Spesso mi viene rimproverato di concentrare le mie critiche sull’amministrazione Di Lonardo, trascurando apparentemente l’opposizione. È un’osservazione che merita una risposta chiara e articolata, perché tocca il cuore del problema politico che affligge Guardia Sanframondi da troppi anni.
La verità è semplice quanto scomoda: perché sono due facce della stessa medaglia, magari una un po’ più usurata dell’altra. Maggioranza e opposizione nel nostro paese non rappresentano due visioni alternative di governo, ma due espressioni dello stesso sistema consolidato, che funziona con la precisione di un orologio svizzero: “una volta a me, una volta a te, e tutti contenti”. È questo il vero problema, non la presunta parzialità di chi lo denuncia.
Quando si critica l’amministrazione in carica, non si sta facendo il gioco dell’opposizione, ma si sta mettendo in discussione un intero modello di gestione del potere locale che prescinde dai nomi e dalle sigle. Perché criticare solo chi amministra oggi, quando sappiamo bene che domani potrebbe amministrare chi oggi siede sui banchi dell’opposizione con aria annoiata, portando avanti le stesse logiche, gli stessi metodi, le stesse reti di interesse?

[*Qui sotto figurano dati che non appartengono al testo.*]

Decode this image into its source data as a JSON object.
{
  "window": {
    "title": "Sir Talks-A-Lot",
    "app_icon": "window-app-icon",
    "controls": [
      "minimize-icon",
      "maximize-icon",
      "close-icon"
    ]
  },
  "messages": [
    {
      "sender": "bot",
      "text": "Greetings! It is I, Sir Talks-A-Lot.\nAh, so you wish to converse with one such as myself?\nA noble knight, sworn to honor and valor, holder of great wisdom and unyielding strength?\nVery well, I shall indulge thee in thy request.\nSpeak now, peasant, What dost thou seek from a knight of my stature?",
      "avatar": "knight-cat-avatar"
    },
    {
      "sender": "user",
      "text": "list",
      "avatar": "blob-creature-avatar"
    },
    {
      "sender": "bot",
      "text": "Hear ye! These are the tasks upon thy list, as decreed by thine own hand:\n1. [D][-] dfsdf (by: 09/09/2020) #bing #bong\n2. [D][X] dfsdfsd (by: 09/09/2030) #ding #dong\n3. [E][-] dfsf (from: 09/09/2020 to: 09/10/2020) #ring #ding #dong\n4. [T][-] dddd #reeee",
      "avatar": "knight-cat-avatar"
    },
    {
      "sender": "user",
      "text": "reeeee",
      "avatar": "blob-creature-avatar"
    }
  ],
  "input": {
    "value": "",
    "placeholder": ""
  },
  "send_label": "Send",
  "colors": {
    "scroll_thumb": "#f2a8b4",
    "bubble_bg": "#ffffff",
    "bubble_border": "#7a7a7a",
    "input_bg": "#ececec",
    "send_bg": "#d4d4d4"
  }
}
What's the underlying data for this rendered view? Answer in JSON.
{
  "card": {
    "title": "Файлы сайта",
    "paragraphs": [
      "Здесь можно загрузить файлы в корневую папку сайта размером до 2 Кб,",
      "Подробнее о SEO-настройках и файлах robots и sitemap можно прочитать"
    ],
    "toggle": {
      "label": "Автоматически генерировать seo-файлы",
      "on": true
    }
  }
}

È proprio questo sistema autoreferenziale che ha creato quella “cappa” di cui Guardia Sanframondi non riesce a liberarsi da decenni. Una cappa fatta di promesse sempre uguali, di progetti che si ripetono ciclicamente, di una politica che guarda più ai propri equilibri interni che alle reali esigenze della comunità.

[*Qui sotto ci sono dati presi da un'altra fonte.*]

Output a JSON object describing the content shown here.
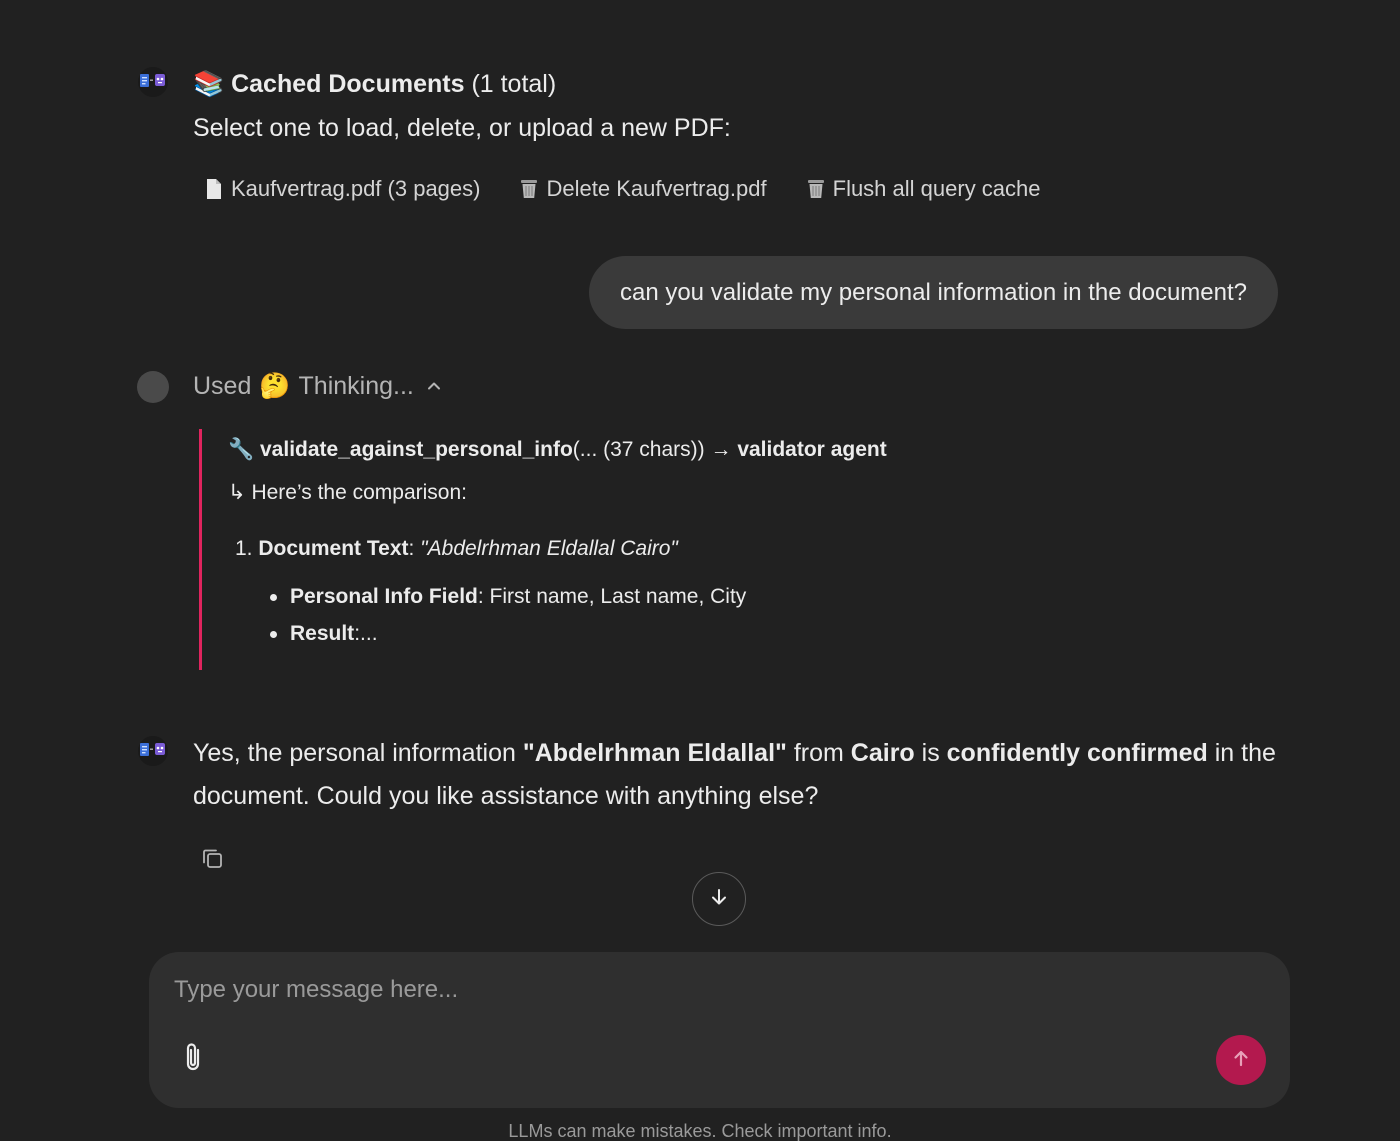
{
  "cached": {
    "title_prefix_emoji": "📚",
    "title": "Cached Documents",
    "count": "(1 total)",
    "subtitle": "Select one to load, delete, or upload a new PDF:",
    "actions": [
      {
        "icon": "document-icon",
        "label": "Kaufvertrag.pdf (3 pages)"
      },
      {
        "icon": "trash-icon",
        "label": "Delete Kaufvertrag.pdf"
      },
      {
        "icon": "trash-icon",
        "label": "Flush all query cache"
      }
    ]
  },
  "user_message": "can you validate my personal information in the document?",
  "thinking": {
    "used": "Used",
    "emoji": "🤔",
    "label": "Thinking...",
    "tool_icon": "🔧",
    "tool_name": "validate_against_personal_info",
    "tool_args": "(... (37 chars))",
    "arrow": "→",
    "tool_target": "validator agent",
    "return_prefix": "↳",
    "return_text": "Here’s the comparison:",
    "item_number": "1.",
    "item_label": "Document Text",
    "item_value": "\"Abdelrhman Eldallal Cairo\"",
    "bullets": [
      {
        "label": "Personal Info Field",
        "value": ": First name, Last name, City"
      },
      {
        "label": "Result",
        "value": ":..."
      }
    ]
  },
  "answer": {
    "p1": "Yes, the personal information ",
    "b1": "\"Abdelrhman Eldallal\"",
    "p2": " from ",
    "b2": "Cairo",
    "p3": " is ",
    "b3": "confidently confirmed",
    "p4": " in the document. Could you like assistance with anything else?"
  },
  "composer": {
    "placeholder": "Type your message here..."
  },
  "footer": "LLMs can make mistakes. Check important info.",
  "colors": {
    "background": "#212121",
    "bubble": "#3a3a3a",
    "accent": "#e0245e",
    "send": "#b3194e"
  }
}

Ma perché è così difficile scalzare questo sistema? Questo fortino dell’immobilismo. La risposta è tanto semplice quanto deprimente: perché funziona perfettamente. I loro voti sono sempre gli stessi, fedeli come un cane al padrone (e spesso altrettanto poco esigenti in fatto di prestazioni), provenienti da quella fetta di popolazione che vota per tradizione familiare, per favoritismi ricevuti o sperati, per quella forma raffinata di clientelismo mascherato da “amicizia” e “conoscenza”. Un elettorato che non si pone troppe domande sull’efficacia amministrativa, purché il proprio referente politico ricambi il saluto per strada con il giusto calore e prometta di “dare un’occhiata” alla pratica rimasta in sospeso da mesi.

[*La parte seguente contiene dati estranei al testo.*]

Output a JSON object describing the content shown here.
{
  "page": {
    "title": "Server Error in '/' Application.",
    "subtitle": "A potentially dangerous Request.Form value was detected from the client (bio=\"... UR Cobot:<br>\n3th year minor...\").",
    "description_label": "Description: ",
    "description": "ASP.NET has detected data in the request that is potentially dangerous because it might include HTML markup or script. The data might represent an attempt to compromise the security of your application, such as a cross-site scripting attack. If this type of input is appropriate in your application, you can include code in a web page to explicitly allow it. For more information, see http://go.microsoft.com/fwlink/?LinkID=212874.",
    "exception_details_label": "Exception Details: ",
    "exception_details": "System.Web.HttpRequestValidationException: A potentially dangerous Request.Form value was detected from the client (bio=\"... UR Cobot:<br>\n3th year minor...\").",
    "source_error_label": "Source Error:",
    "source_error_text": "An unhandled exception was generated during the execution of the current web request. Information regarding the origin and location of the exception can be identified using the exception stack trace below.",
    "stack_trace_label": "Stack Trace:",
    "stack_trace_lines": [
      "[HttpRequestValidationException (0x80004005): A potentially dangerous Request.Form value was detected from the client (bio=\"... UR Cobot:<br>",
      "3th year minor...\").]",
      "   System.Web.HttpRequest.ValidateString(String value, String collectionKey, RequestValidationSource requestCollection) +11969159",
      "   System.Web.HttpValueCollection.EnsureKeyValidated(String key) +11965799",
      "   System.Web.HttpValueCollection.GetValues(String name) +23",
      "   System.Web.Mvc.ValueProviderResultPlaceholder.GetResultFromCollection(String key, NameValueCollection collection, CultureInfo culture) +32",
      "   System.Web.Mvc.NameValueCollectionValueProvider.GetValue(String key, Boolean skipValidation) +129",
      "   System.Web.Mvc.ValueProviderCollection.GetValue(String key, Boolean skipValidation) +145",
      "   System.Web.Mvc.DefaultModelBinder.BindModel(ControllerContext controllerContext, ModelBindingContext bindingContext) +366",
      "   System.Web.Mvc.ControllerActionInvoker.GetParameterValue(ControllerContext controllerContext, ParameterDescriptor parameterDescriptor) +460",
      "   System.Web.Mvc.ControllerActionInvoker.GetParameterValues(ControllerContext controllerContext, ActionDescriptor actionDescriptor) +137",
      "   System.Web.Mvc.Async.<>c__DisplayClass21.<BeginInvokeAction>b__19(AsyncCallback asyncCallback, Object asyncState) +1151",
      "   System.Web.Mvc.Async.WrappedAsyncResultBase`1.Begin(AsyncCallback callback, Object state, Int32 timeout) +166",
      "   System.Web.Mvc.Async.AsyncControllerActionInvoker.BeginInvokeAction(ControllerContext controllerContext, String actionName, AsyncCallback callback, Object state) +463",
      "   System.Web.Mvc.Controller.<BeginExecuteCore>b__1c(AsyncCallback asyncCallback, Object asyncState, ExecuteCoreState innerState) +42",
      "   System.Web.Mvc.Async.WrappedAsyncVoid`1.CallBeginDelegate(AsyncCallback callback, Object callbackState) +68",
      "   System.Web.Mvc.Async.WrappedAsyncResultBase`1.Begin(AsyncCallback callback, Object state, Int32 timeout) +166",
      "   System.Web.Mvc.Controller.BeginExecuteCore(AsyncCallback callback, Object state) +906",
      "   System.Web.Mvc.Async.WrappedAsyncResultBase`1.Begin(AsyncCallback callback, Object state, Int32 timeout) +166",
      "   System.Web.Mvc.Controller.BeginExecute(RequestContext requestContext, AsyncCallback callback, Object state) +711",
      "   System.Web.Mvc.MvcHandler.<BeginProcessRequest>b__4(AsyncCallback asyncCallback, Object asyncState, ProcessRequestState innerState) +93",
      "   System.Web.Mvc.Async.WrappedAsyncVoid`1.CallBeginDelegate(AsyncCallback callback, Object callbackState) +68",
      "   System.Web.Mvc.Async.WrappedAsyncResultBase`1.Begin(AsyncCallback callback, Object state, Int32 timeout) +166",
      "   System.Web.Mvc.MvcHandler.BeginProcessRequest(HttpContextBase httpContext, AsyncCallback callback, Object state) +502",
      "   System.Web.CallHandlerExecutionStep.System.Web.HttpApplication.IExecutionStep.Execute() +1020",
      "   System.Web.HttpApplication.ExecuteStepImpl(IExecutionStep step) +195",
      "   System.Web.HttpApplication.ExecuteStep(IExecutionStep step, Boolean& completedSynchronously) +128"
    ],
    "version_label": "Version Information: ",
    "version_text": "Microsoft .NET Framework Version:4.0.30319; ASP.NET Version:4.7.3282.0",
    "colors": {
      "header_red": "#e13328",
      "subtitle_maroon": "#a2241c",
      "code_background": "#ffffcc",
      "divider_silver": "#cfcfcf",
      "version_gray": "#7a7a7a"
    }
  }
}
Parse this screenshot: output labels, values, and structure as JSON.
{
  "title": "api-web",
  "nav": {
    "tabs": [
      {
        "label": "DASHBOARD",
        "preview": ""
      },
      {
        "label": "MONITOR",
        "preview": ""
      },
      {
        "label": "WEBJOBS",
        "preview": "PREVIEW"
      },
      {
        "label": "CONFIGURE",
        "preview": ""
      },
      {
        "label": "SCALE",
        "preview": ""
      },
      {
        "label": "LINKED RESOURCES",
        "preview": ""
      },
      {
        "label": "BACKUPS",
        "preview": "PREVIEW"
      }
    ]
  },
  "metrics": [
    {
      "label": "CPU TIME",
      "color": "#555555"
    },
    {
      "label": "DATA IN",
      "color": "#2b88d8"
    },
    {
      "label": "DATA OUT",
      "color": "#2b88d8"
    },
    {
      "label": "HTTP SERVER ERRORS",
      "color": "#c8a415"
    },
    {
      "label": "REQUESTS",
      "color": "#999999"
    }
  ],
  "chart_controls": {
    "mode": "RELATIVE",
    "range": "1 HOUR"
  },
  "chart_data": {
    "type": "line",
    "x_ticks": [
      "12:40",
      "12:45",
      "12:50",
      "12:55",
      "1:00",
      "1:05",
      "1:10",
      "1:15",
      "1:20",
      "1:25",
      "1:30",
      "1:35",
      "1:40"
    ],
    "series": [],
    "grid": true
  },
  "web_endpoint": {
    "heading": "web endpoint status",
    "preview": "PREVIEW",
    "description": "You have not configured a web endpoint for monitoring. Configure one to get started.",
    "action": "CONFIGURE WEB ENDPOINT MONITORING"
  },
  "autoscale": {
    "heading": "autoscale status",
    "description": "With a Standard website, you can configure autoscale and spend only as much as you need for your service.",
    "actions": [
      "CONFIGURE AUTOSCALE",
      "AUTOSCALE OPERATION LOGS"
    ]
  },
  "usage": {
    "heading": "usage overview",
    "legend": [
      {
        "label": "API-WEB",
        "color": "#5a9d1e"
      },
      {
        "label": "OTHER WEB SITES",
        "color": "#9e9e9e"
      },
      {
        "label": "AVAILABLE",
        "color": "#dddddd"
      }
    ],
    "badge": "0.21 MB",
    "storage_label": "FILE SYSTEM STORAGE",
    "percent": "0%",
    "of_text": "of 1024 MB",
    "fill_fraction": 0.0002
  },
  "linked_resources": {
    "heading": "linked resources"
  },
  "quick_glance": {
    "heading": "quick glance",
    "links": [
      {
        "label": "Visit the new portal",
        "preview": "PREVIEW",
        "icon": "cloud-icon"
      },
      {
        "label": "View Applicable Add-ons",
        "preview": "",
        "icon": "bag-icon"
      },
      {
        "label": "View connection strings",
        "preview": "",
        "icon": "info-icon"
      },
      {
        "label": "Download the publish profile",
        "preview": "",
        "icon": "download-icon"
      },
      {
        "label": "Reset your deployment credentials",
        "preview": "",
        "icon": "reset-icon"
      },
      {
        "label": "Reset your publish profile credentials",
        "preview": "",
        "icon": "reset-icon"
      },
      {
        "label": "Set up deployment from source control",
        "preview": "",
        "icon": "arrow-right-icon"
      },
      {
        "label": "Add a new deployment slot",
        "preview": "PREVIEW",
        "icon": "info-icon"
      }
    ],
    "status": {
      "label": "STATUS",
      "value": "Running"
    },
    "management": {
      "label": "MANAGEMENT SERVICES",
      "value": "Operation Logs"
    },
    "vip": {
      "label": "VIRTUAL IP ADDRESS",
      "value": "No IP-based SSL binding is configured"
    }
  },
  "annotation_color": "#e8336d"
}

È un meccanismo perfetto nella sua semplicità: tu mi voti, io ti sistemo il problema con l’ufficio tecnico; tu non fai troppe domande, io continuo a fare finta che tutto vada bene. Un do ut des che ha trasformato la politica locale in una sorta di agenzia di servizi personalizzati, dove il bene comune è un optional. E così il sistema si autoalimenta, forte di un consenso che non ha bisogno di risultati concreti per sopravvivere, un po’ come certi reality show che vanno avanti da vent’anni senza che nessuno capisca perché li guardi ancora. Basta mantenere in vita la macchina del favore e dell’interesse personale. Tanto, se anche qualcosa non va, c’è sempre l’opposizione pronta a rilevare, con gli stessi identici metodi e le stesse identiche facce, magari solo un po’ più riposate dopo qualche anno di meritata “pausa democratica”.
Non si tratta di campanilismo o di sterili polemiche personali. Si tratta di constatare che questo modello ha mostrato tutti i suoi limiti: stagnazione economica per molti, arricchimento per altri, spopolamento, mancanza di una visione strategica per il futuro. I risultati sono sotto gli occhi di tutti, indipendentemente da chi abbia governato negli ultimi anni. L’unica via d’uscita: la nuova generazione. Se si vuole realmente cambiare, una terza via deve necessariamente intercettare la nuova generazione. Quella che non ha debiti di riconoscenza con nessuno, che non vive di nostalgie per i “bei tempi andati”, che non ha bisogno di favoritismi per andare avanti nella vita. Quella generazione che guarda ai risultati più che alle promesse, che valuta le competenze più che le parentele, che non si accontenta del “si è sempre fatto così”.
Ecco perché diventa fondamentale iniziare a ragionare su una terza via per le prossime elezioni amministrative. Non per spirito di rivalsa o per ambizione personale ma per necessità oggettiva. Guardia Sanframondi ha bisogno di una classe dirigente che non sia espressione di questo sistema consolidato, che non debba rendere conto ai soliti equilibri, che possa guardare ai problemi con occhi nuovi. Una terza via che sappia intercettare le energie migliori del paese, che coinvolga chi finora è rimasto ai margini della politica locale, che proponga soluzioni innovative invece di ripetere ricette già sperimentate senza successo. E soprattutto, che sappia parlare a chi non ha ancora ceduto alla rassegnazione di considerare normale l’inefficienza. Non è questione di essere contro qualcuno, ma di essere per qualcosa di diverso. Per una politica che metta al centro il bene comune invece degli interessi di parte. Per un’amministrazione che sappia guardare oltre il proprio mandato. Per una classe dirigente che abbia il coraggio di rompere con le logiche del passato.
Le prossime elezioni amministrative rappresenteranno un’occasione storica per Guardia Sanframondi. Sprecarne l’opportunità significherebbe condannare il paese a un altro ciclo di stagnazione, a rimanere nel club dei “Comuni Marginali”, con la stessa colonna sonora di sempre: “ma cosa vuoi che cambi, sono sempre gli stessi che comandano”.
È tempo di voltare pagina, davvero. Perché il vero cambiamento non arriva mai dall’alto, e non arriva mai da solo. Arriva quando le persone decidono di prendersi la responsabilità del proprio futuro e di quello della propria comunità.